The Role Of Business Leaders In Social Change
It was the Scottish-American steel magnate, Andrew Carnegie, who once remarked: “He who dies with wealth, dies with shame.” It is a statement that became an article of faith for many conscientious businessmen who came to understand that they had a bigger role to play in society than simply running their enterprises.
By the late 19th Century, Carnegie had turned his full attention to admonishing the super rich to give a substantial amount of their wealth thoughtfully. His tract, the Gospel of Wealth, was a variation on the biblical theme: “To whom much is given, much is required.” In human form, its incarnation is Warren Buffet’s Giving Pledge launched in 2010.
Philanthropy is an old tradition, especially in the Western world. Patrice Motsepe’s largesse in the form of nearly US$1m contribution towards the Ebola Fund in the Republic of Guinea is a powerful gesture by an African business leader, at a time when global political leaders are in a tangle about appropriate responses to the Ebola virus. This comes two weeks after Ban Ki-moon the United Nations Secretary General had lambasted global leaders for failing to pull their financial muscle and contribute to the UN Ebola Fund.
Many of these leaders, including from Western countries and the rising emerging powers, are completely out of touch with reality, and suffer a subdued sense of responsibility. As with many other global challenges from climate change, to security conflicts, to half-baked trade pacts, and to global financial instability, politicians take longer to agree on a common approach. They have a short-term view of the world.
In the absence of forward-looking political leadership, tackling some of the major global risks requires enlightened and transformative leaders in business and the civic sphere. Such leaders, especially wealthy individuals, can tap into their resources and meet critical challenges where they arise. This does not mean that they can substitute for the role of political leaders, but that they should not act as if they do not have the power to effect change.
It is worth highlighting that since the financial crisis in 2008, the number of billionaires in the world has more than doubled, swelling to 1645 people, according to a new Oxfam Report, Even It Up. Of these billionaires, 16 are in Sub-Saharan Africa, co-existing with 358 million people living in extreme poverty. Africa’s wealthy have the power to rewrite the African narrative and alter the continent’s destiny for the better.

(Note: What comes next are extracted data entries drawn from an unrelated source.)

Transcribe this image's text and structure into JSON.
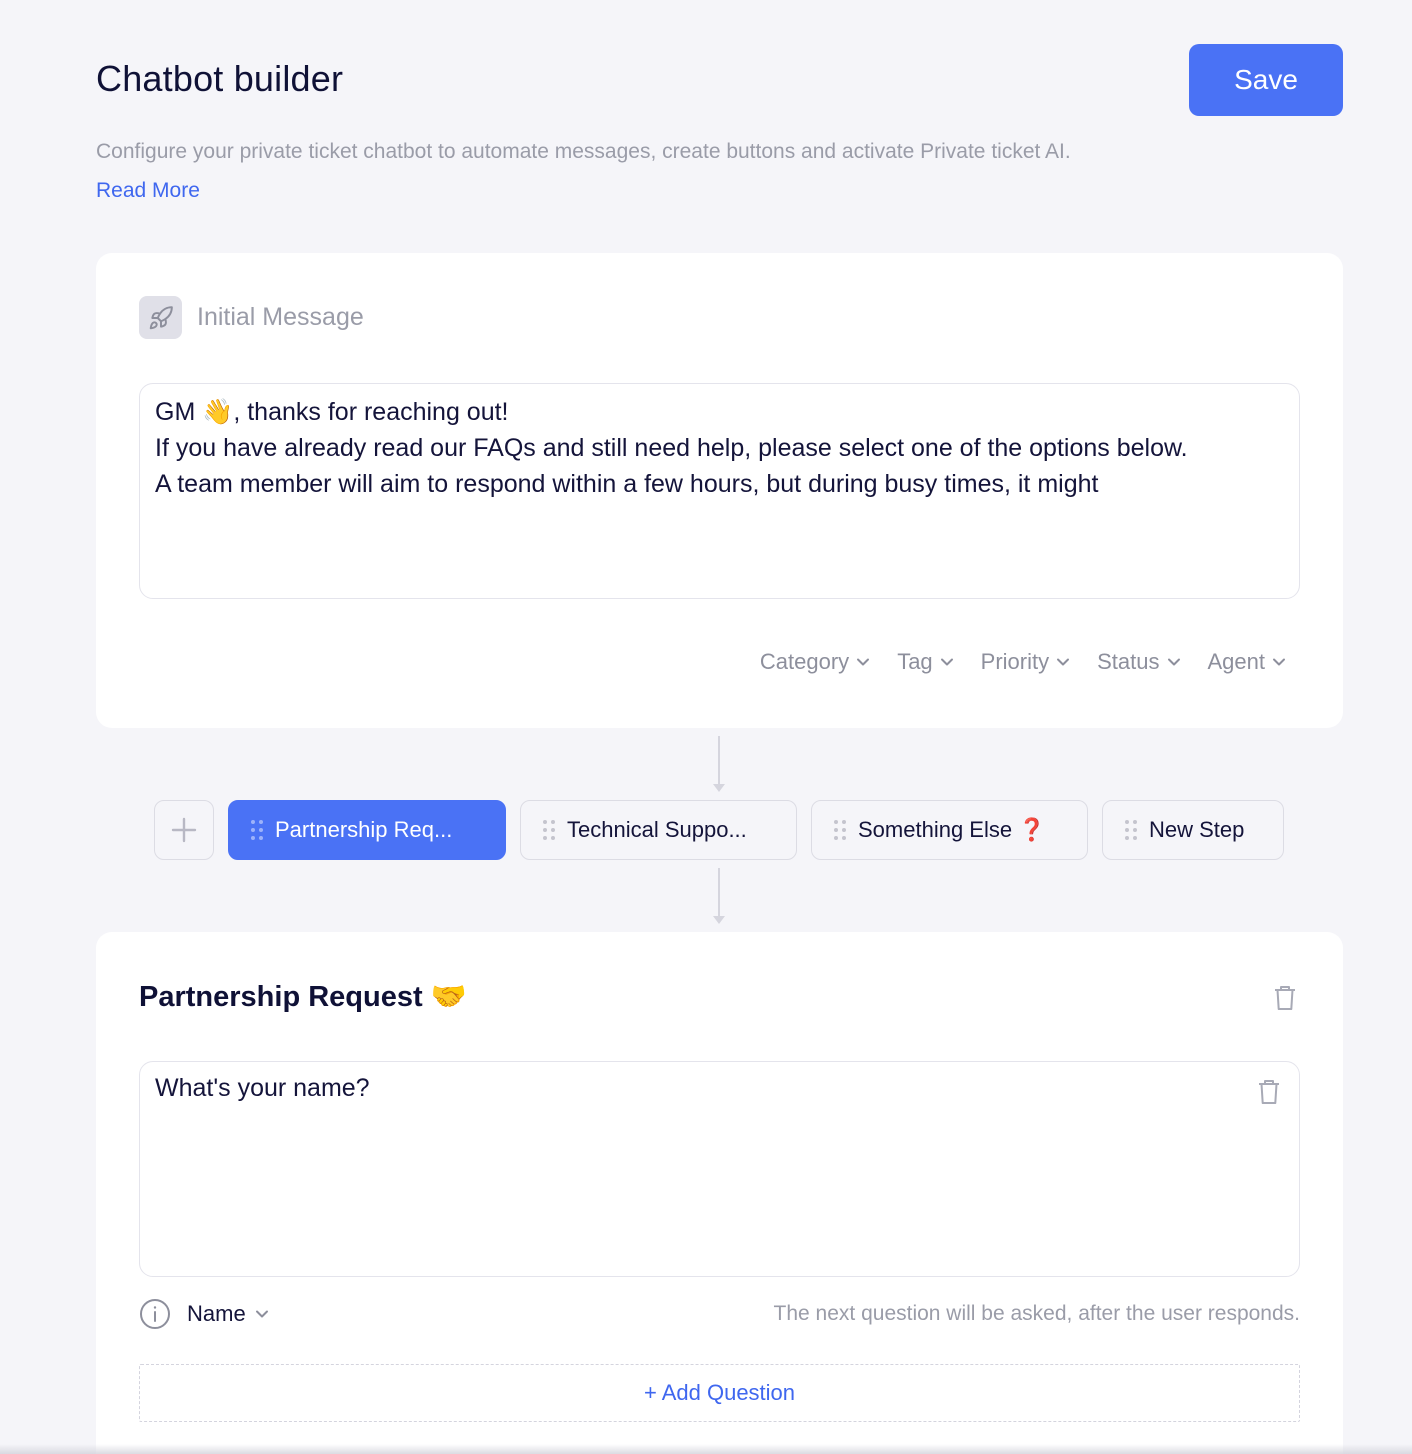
{
  "header": {
    "title": "Chatbot builder",
    "save_label": "Save",
    "subtitle": "Configure your private ticket chatbot to automate messages, create buttons and activate Private ticket AI.",
    "read_more": "Read More"
  },
  "initial_message": {
    "title": "Initial Message",
    "icon": "rocket-icon",
    "lines": [
      "GM 👋, thanks for reaching out!",
      "",
      "If you have already read our FAQs and still need help, please select one of the options below.",
      "",
      "A team member will aim to respond within a few hours, but during busy times, it might"
    ],
    "dropdowns": [
      "Category",
      "Tag",
      "Priority",
      "Status",
      "Agent"
    ]
  },
  "steps": {
    "add_icon": "plus-icon",
    "tabs": [
      {
        "label": "Partnership Req...",
        "active": true
      },
      {
        "label": "Technical Suppo...",
        "active": false
      },
      {
        "label": "Something Else ❓",
        "active": false
      },
      {
        "label": "New Step",
        "active": false
      }
    ]
  },
  "step_detail": {
    "title": "Partnership Request 🤝",
    "question": "What's your name?",
    "field_type": "Name",
    "hint": "The next question will be asked, after the user responds.",
    "add_question": "+ Add Question"
  },
  "colors": {
    "accent": "#4a72f5",
    "link": "#3f67ef",
    "background": "#f5f5f9"
  }
}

In South Africa the type of new business leader we have is obsessed with rubbing shoulders with the political elite. You would typically find such businessmen gleefully throwing money at party fundraising events, but are nowhere to be seen amidst global challenges. Those who do anything positive, tend to limit their contribution to narrowly conceived corporate social responsibility projects that are neither transformative nor sustainable.
The role of business leaders in society is not just about building a positive image and nurturing relationships with stakeholders for brand value, but crucially to catalyse positive change. There is much to learn from the US tradition of philanthropy. It was back in 2010 when Buffet made a call to the wealthy to give half of their wealth to charitable causes.
Buffett’s call helped to raise social consciousness of many wealthy individuals who were comfortable in their riches while the world burnt. Some of the wealthy individuals who are part of Forbes 400 pledged enormous amounts of money towards education, environment, and health. Many of them were already known for their generosity. Motsepe is one of the signatories to Buffett’s Giving Pledge.
It matters that Motsepe is an African, and has made a substantial contribution towards tackling Ebola. Gestures like these could role model transformative philanthropy in the African continent. In the past, Africans were known for their penchant to extend a begging bowl to the West, petitioning for donations. This is despite the fact that Africa is resource-rich. From the provision of health infrastructure to food programmes, western donors have had to fill the social deficits in many African countries, mostly as a result of bad governance.
Unsurprisingly, therefore, the African identity is defined largely by Africa’s dependence on the West, as well as its subordinated position in the global hierarchy of power. It is acts like Motsepe’s that could illuminate a path for a new generation of African business leaders who are not just absorbed into their enterprises or obsessed with cosying up to politicians, but see greater value in tackling some of the major challenges confronting their countries and global society today.